Reference Intervals (Therapeutic Ranges)
(Tietz 8E + AHA/ACC + Mayo + ARUP)
Heart Failure (HFrEF)
- 0.5 – 0.9 ng/mL
(Lower target reduces mortality)
Atrial Fibrillation
- 0.8 – 2.0 ng/mL
Toxicity
- > 2.0 ng/mL
- Toxicity can occur even at “therapeutic” levels, especially in:
- Elderly
- Renal failure
- Hypokalemia
- Elderly
Sampling
- Measure 6–8 hours after last dose (trough).
Diagnostic Uses
1. Therapeutic Drug Monitoring
Used to ensure:
- Effective clinical concentration
- Avoid toxicity
- Adjust dose in renal impairment
- Optimize rate-control therapy in AF
2. Assess Toxicity
Check level if patient has:
- Arrhythmias
- Visual disturbances
- GI symptoms
- Unexplained confusion
- Electrolyte imbalances
3. Special Populations
Digoxin level monitoring essential in:
- Elderly
- CKD patients
- Patients on interacting medications
- Heart failure with reduced ejection fraction
4. Drug Interactions
Digoxin levels increase with:
- Amiodarone
- Verapamil
- Quinidine
- Macrolides
- Azoles
- Spironolactone
- Cyclosporine
Digoxin levels decrease with:
- Rifampicin
- St. John’s wort
Analytical Notes
- Serum sample preferred
- Timing of blood collection critical (6–8 hours post-dose)

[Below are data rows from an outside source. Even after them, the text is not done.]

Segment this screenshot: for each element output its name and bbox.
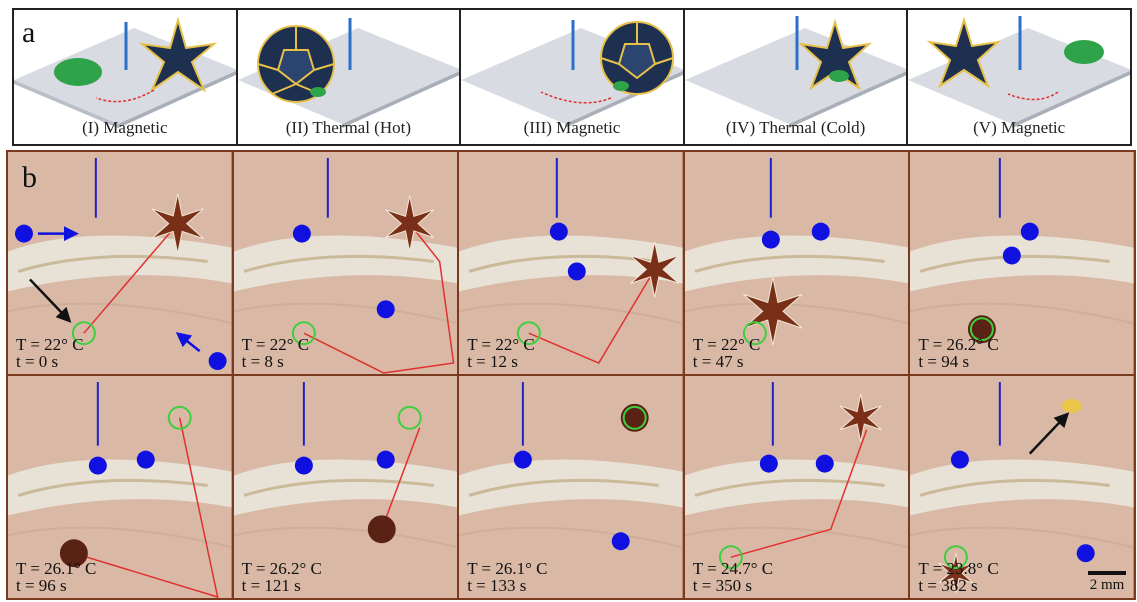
panel-a-cell-1: (I) Magnetic — [14, 10, 238, 144]
temperature-label: T = 26.2° C — [918, 336, 998, 353]
panel-a-cell-2: (II) Thermal (Hot) — [238, 10, 462, 144]
marker-dot — [15, 225, 33, 243]
robot-closed-icon — [621, 404, 649, 432]
temperature-label: T = 26.2° C — [242, 560, 322, 577]
robot-closed-icon — [601, 22, 673, 94]
temperature-label: T = 22° C — [693, 336, 761, 353]
marker-dot — [760, 455, 778, 473]
scale-bar: 2 mm — [1088, 571, 1126, 594]
time-label: t = 121 s — [242, 577, 322, 594]
marker-dot — [292, 225, 310, 243]
marker-dot — [762, 231, 780, 249]
marker-dot — [1077, 544, 1095, 562]
time-label: t = 96 s — [16, 577, 96, 594]
temperature-label: T = 22° C — [242, 336, 310, 353]
time-label: t = 382 s — [918, 577, 998, 594]
panel-a-cell-5: (V) Magnetic — [908, 10, 1130, 144]
stage-caption: (II) Thermal (Hot) — [238, 118, 460, 138]
temperature-label: T = 24.7° C — [693, 560, 773, 577]
temperature-label: T = 26.1° C — [16, 560, 96, 577]
marker-dot — [816, 455, 834, 473]
time-label: t = 350 s — [693, 577, 773, 594]
robot-closed-icon — [367, 515, 395, 543]
temperature-label: T = 22° C — [16, 336, 84, 353]
frame-readout: T = 22° Ct = 0 s — [16, 336, 84, 370]
marker-dot — [514, 451, 532, 469]
marker-dot — [568, 263, 586, 281]
temperature-label: T = 22° C — [467, 336, 535, 353]
marker-dot — [294, 457, 312, 475]
time-label: t = 47 s — [693, 353, 761, 370]
temperature-label: T = 23.8° C — [918, 560, 998, 577]
marker-dot — [1003, 247, 1021, 265]
stage-caption: (IV) Thermal (Cold) — [685, 118, 907, 138]
blob-icon — [1062, 399, 1082, 413]
marker-dot — [951, 451, 969, 469]
panel-a-label: a — [22, 18, 35, 48]
marker-dot — [89, 457, 107, 475]
stage-caption: (V) Magnetic — [908, 118, 1130, 138]
panel-a-row: (I) Magnetic (II) Thermal (Hot) — [12, 8, 1132, 146]
blob-icon — [1064, 40, 1104, 64]
time-label: t = 94 s — [918, 353, 998, 370]
time-label: t = 8 s — [242, 353, 310, 370]
panel-b-label: b — [22, 163, 37, 193]
scale-bar-label: 2 mm — [1088, 577, 1126, 594]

- Immunoassays commonly used
- Hemolysis minimal effect
- Assess electrolytes (K⁺, Mg²⁺, Ca²⁺) simultaneously
Clinical Pearls
- Hypokalemia is the strongest risk factor for digoxin toxicity.
- Digoxin immune Fab (Digibind/DigiFab) is used to treat severe toxicity.
- Digoxin does NOT improve survival in HFrEF but improves symptoms & reduces hospitalization.
- Renal function is the biggest determinant of digoxin clearance.
- Toxicity may occur even at “normal” blood levels - always correlate clinically.
Interesting Fact
Digoxin and digitoxin originated from the Digitalis plant used since the 1700s - one of the oldest continuously used drug classes in cardiology.
References
- Tietz Clinical Chemistry & Molecular Diagnostics, 8th Edition - Therapeutic Drug Monitoring.
- AHA/ACC Guidelines - Heart Failure & Arrhythmia Management.
- Mayo Clinic Laboratories - Digoxin.
- ARUP Consult - Digitalis Glycoside Toxicity.
- Pharmacology Texts - Digitalis Drugs.
- MedlinePlus / NIH - Digoxin Testing.